Ainda que com 50 megatons, a Tsar Bomba superou qualquer artefato nuclear, e equivaleu a dez vezes a energia de cada bala e bomba disparada ao longo dos seis anos de Segunda Guerra. Somados.

Diante dos sucessivos avisos de Khrushchev, os EUA já monitoravam constantemente as atividades nucleares na Europa e logo captaram o gigante soviético. Passado o experimento, o medo surgiu dos dois lados: os americanos sabiam, agora, do poder comunista e esses temiam revanche vinda de Washington. Logo, ambos, junto do Reino Unido, iniciaram tratativas para conter a proliferação atômica e evitar a chamada ‘destruição mútua assegurada’ (teoria de que, em caso de guerra nuclear, não haveria vencedores, dado que ambos os lados seriam exterminados pela força das bombas inimigas).

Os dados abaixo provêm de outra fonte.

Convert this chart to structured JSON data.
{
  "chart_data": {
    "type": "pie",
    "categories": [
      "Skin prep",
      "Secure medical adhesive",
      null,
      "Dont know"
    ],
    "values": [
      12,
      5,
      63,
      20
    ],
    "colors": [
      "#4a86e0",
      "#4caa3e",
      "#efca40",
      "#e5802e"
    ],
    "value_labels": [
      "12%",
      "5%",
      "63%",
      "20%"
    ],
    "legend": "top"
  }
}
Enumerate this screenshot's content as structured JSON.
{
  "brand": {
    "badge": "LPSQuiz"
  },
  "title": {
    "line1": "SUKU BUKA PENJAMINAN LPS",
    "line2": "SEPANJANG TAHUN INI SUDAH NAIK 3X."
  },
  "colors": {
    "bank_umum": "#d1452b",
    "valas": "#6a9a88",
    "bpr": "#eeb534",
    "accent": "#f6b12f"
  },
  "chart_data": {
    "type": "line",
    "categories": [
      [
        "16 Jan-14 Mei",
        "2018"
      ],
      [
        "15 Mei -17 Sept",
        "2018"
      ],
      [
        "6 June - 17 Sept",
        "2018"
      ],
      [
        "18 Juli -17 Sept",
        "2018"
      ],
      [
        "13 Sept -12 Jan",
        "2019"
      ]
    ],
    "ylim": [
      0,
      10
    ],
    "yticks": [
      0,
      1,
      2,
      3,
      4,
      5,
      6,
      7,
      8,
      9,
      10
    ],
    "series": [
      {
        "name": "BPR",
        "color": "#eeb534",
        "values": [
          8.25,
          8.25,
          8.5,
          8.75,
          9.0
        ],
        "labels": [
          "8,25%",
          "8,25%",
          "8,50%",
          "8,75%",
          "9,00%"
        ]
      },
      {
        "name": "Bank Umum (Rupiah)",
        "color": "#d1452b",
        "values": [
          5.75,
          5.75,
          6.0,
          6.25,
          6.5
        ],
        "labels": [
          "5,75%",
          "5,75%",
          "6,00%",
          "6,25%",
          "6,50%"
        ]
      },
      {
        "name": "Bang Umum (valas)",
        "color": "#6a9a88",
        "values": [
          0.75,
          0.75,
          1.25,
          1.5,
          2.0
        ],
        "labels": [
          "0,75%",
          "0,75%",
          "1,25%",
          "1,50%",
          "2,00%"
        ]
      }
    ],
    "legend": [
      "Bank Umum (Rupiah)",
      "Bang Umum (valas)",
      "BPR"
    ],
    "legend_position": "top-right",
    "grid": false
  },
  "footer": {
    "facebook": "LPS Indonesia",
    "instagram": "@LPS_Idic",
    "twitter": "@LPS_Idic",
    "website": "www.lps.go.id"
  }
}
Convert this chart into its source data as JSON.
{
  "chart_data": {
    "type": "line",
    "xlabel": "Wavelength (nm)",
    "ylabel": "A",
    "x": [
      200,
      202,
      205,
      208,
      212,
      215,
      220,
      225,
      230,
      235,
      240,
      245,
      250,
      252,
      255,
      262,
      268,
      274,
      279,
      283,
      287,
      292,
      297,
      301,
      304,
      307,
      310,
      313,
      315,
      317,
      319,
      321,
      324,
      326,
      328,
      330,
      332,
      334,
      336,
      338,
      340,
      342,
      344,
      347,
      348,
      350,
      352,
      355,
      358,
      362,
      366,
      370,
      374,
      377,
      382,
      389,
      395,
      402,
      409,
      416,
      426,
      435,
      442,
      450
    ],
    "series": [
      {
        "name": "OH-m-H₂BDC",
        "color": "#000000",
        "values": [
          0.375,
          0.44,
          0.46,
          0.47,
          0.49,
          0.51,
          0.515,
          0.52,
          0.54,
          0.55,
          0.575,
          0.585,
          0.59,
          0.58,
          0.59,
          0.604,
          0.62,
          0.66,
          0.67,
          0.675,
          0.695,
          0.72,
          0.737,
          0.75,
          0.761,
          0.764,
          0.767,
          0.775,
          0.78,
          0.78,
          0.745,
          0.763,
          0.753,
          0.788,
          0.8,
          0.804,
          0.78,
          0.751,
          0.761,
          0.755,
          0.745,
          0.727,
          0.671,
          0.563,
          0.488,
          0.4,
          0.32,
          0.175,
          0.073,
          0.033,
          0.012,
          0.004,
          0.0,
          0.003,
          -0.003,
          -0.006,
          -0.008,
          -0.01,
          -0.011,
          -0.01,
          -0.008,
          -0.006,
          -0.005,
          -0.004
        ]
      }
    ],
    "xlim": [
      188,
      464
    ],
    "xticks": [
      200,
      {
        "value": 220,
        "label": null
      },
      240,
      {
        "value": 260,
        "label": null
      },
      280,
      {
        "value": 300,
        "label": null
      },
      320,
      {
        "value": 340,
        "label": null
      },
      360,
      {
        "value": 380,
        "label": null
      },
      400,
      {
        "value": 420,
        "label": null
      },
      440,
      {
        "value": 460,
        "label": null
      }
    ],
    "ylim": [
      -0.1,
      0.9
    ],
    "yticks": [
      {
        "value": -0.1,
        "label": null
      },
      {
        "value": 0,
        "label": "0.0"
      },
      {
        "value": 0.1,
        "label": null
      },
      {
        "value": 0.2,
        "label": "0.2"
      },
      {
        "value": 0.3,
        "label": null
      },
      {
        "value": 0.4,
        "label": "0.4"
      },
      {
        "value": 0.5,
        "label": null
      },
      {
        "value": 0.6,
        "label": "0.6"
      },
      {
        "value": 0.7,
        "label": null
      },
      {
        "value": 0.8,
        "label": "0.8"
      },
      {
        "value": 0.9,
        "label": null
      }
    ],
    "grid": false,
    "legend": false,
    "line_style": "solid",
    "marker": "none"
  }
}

A Tsar Bomba, sobretudo, não possuiria valor tático em um conflito. Ela era extremamente pesada e, por isso, era transportada por um avião lento e grande, facilmente atacável. Puro instrumento de propaganda, porém, a arma acabou tornando-se um ponto de virada na corrida armamentista, de modo que, nos anos seguintes, iniciou-se uma tendência gradativa de diminuição dos testes do tipo. Assim, no final da década de 60, o Tratado de Não Proliferação de Armas Nucleares era assinado, e iniciava-se o declínio da energia nuclear não-pacífica.

Ao expor o horror máximo da guerra atômica, a Rússia, sem querer, iniciava a jornada por um mundo mais seguro. Ao passo que Albert Einstein morreu arrependido de ter cooperado com o surgimento das primeiras armas nucleares — o físico pretendia utilizá-las contra a Alemanha de Hitler, e, ao ver o ataque ao Japão, ficou enfurecido por ter sugerido-as a Franklin Roosevelt —, as brilhantes mentes russas do laboratório de Arzamas-16, situado próximo a Nizhny Novgorod, sede da Copa, correram contra o tempo para satisfazer a vontade de Khrushchev. Mal sabiam que ali, às margens do rio Volga, contribuíam pelo fim de bolas de fogo ‘poderosas e arrogantes como Júpiter’.